# Mean averages with 13 cards/blackjack

1. Jul 17, 2010

### judsonjames

Hi all, thanks for looking. My first post. Im not a scientist, so forgive me for using the space here, however I have some math questions, easy, Im sure:

Given the standard deck of cards, with values 1 2 3 4 5 6 7 8 9 10 10 10 10 11,

Q1) How do we find the centre average? To be exact, do we divide by 13 cards, or 14 numbers? Given that the ace 1/11 counts as two numbers, Im not sure how to manage this 'singularity'.

Q2) As there are a number of 10's, the centre average may be thrown to the right. Where on a bell curve may this be positioned?

If anyone is interested in, this is not card counting at all, but keeping probability to whole numbers, please write.

Also,
Q3) The origins of blackjack are shrouded in mystery. 2 french mathematicians are approached in the 17th century by an unknown gambler, wanting to understand the probablity of a certain game he devised. How could they have computed thus? was 17thy century maths totally stellar? And whats more, given the endless tomes of math out there on the subject, making it all look impossibly impossible, how did they devise the formula, and not leave a shred of evidence?

And,
Q4) Our nearby casino rated there table rules to give a house advantage of 0.5% approx. How is that arrived at?
Just because one lose more games than you win (101/200 hands, if played accurately), doesnt mean you dont make more \$ by doubling up when the odds are better, or better payouts for blackjacks. (Assuming one betted with a consistent percentage of ones purse, to observe rate of play, such as 5-10% of purse). One plays the same game regardless of the stakes.
And further, some of the 'standard play' charts out there seems quite silly, like, being suggested to hit on 17, with a 4/13 of holding (9/13 throwing the game away), while the dealer on 10, if he hits with 2 3 4 5 6 7, either has to hit again, or draws the hand, thus having 6/13 odds at that point, better than 4/13, then further odds may make the dealer go over. Any ideas please.

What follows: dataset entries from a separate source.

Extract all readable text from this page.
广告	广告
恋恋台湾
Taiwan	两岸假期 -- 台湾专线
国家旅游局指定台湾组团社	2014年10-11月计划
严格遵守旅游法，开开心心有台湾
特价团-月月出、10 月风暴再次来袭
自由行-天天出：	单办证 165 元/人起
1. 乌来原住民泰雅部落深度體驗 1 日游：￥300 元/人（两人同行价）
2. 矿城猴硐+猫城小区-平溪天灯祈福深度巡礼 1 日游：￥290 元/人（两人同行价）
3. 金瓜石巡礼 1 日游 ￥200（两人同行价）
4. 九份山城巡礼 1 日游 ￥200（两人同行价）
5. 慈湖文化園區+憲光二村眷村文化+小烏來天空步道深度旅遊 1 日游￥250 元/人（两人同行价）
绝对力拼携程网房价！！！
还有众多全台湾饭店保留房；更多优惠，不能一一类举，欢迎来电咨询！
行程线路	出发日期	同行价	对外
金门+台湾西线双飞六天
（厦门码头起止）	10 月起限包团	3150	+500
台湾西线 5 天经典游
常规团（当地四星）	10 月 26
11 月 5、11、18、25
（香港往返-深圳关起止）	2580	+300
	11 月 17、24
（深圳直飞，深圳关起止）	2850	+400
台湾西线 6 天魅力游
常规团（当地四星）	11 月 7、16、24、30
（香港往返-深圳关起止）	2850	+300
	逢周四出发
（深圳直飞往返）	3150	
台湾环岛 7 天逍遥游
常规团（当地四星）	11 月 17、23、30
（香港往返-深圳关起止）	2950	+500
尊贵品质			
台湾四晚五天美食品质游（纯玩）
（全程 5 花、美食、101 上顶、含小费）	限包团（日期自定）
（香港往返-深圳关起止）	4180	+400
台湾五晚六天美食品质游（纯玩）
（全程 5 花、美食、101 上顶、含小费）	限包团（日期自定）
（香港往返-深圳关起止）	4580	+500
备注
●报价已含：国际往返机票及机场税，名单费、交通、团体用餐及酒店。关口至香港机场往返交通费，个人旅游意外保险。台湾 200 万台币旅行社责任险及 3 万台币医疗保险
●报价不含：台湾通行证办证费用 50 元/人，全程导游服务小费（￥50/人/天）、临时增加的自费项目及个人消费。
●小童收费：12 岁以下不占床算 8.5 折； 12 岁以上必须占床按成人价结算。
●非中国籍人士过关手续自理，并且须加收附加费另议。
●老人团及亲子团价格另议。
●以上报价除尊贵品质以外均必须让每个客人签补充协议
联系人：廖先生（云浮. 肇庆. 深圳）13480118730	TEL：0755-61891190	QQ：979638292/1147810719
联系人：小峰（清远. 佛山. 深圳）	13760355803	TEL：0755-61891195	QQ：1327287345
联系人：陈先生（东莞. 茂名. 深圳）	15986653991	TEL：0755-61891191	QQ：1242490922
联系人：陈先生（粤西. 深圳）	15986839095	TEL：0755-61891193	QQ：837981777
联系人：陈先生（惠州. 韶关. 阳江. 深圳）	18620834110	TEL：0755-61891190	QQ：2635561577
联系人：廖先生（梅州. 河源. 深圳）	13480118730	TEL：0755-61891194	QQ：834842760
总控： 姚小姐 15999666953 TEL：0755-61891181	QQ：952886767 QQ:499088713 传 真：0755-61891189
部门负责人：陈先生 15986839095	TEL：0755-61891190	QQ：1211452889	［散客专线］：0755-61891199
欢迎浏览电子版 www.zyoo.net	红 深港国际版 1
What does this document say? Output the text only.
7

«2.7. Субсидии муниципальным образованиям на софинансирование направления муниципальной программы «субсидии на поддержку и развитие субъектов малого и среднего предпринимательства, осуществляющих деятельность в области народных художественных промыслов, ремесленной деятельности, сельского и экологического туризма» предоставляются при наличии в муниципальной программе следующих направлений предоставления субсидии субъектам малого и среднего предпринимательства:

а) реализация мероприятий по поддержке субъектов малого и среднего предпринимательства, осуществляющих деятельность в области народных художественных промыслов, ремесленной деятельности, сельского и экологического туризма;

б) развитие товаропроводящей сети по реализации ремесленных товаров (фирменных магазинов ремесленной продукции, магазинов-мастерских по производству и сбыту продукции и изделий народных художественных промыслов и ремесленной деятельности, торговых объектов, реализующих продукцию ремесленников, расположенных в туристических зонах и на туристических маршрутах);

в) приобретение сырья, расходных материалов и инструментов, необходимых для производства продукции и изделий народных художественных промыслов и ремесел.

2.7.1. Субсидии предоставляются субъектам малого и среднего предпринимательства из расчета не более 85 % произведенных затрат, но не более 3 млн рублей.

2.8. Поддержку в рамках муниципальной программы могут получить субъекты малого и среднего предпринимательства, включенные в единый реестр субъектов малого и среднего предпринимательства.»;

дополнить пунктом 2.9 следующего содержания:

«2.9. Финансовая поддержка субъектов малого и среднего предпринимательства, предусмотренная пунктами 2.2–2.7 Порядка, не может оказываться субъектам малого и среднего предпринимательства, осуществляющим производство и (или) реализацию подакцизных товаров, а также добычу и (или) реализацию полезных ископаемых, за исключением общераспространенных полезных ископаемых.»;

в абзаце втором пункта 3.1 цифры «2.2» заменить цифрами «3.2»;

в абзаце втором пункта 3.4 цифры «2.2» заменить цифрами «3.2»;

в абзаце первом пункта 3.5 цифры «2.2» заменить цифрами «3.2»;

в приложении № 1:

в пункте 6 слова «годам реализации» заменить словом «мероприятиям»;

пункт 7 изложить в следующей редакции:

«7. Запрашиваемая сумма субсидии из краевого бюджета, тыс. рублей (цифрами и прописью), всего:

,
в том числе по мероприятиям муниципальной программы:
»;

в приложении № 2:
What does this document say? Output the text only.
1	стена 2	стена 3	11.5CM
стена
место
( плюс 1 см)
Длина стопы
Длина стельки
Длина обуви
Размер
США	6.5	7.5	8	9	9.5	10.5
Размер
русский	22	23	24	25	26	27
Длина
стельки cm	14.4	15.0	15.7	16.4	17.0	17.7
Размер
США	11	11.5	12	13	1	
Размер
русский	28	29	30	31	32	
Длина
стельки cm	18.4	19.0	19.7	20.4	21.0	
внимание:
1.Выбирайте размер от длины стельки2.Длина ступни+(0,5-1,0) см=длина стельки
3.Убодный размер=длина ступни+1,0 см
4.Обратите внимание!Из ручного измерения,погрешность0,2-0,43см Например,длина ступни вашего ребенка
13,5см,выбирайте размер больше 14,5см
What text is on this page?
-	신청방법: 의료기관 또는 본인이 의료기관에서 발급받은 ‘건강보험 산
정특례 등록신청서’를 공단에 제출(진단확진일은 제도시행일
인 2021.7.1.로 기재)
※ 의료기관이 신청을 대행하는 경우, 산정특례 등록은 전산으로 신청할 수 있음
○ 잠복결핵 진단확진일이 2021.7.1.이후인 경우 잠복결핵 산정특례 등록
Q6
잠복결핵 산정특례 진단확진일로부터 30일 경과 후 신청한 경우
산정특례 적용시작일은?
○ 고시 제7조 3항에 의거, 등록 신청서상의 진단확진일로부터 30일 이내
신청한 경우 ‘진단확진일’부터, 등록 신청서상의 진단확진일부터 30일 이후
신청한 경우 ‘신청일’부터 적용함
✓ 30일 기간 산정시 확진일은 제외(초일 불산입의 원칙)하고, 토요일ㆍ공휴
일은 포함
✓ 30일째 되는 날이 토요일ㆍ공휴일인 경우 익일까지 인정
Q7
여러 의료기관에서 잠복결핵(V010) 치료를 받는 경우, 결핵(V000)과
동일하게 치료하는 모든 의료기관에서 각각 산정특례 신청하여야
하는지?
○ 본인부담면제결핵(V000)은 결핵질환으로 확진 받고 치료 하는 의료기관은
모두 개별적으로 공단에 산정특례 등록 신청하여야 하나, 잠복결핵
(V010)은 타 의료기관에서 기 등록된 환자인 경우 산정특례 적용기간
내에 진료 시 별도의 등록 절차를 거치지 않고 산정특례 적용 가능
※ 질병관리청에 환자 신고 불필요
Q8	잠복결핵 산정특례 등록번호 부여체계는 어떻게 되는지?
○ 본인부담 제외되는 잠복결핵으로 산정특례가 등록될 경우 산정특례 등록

As one can see this is not card counting, however feel free to contribute any or all information, even if based from card counting or whatever. I have seen the miles of math out there...I can count to 13, and divide by 100, thats about it.

I am assuming we are using a continuous shuffler with all cards inplay at all times. (6 decks). (Shouldn't make much difference but by my reckoning more decks are better).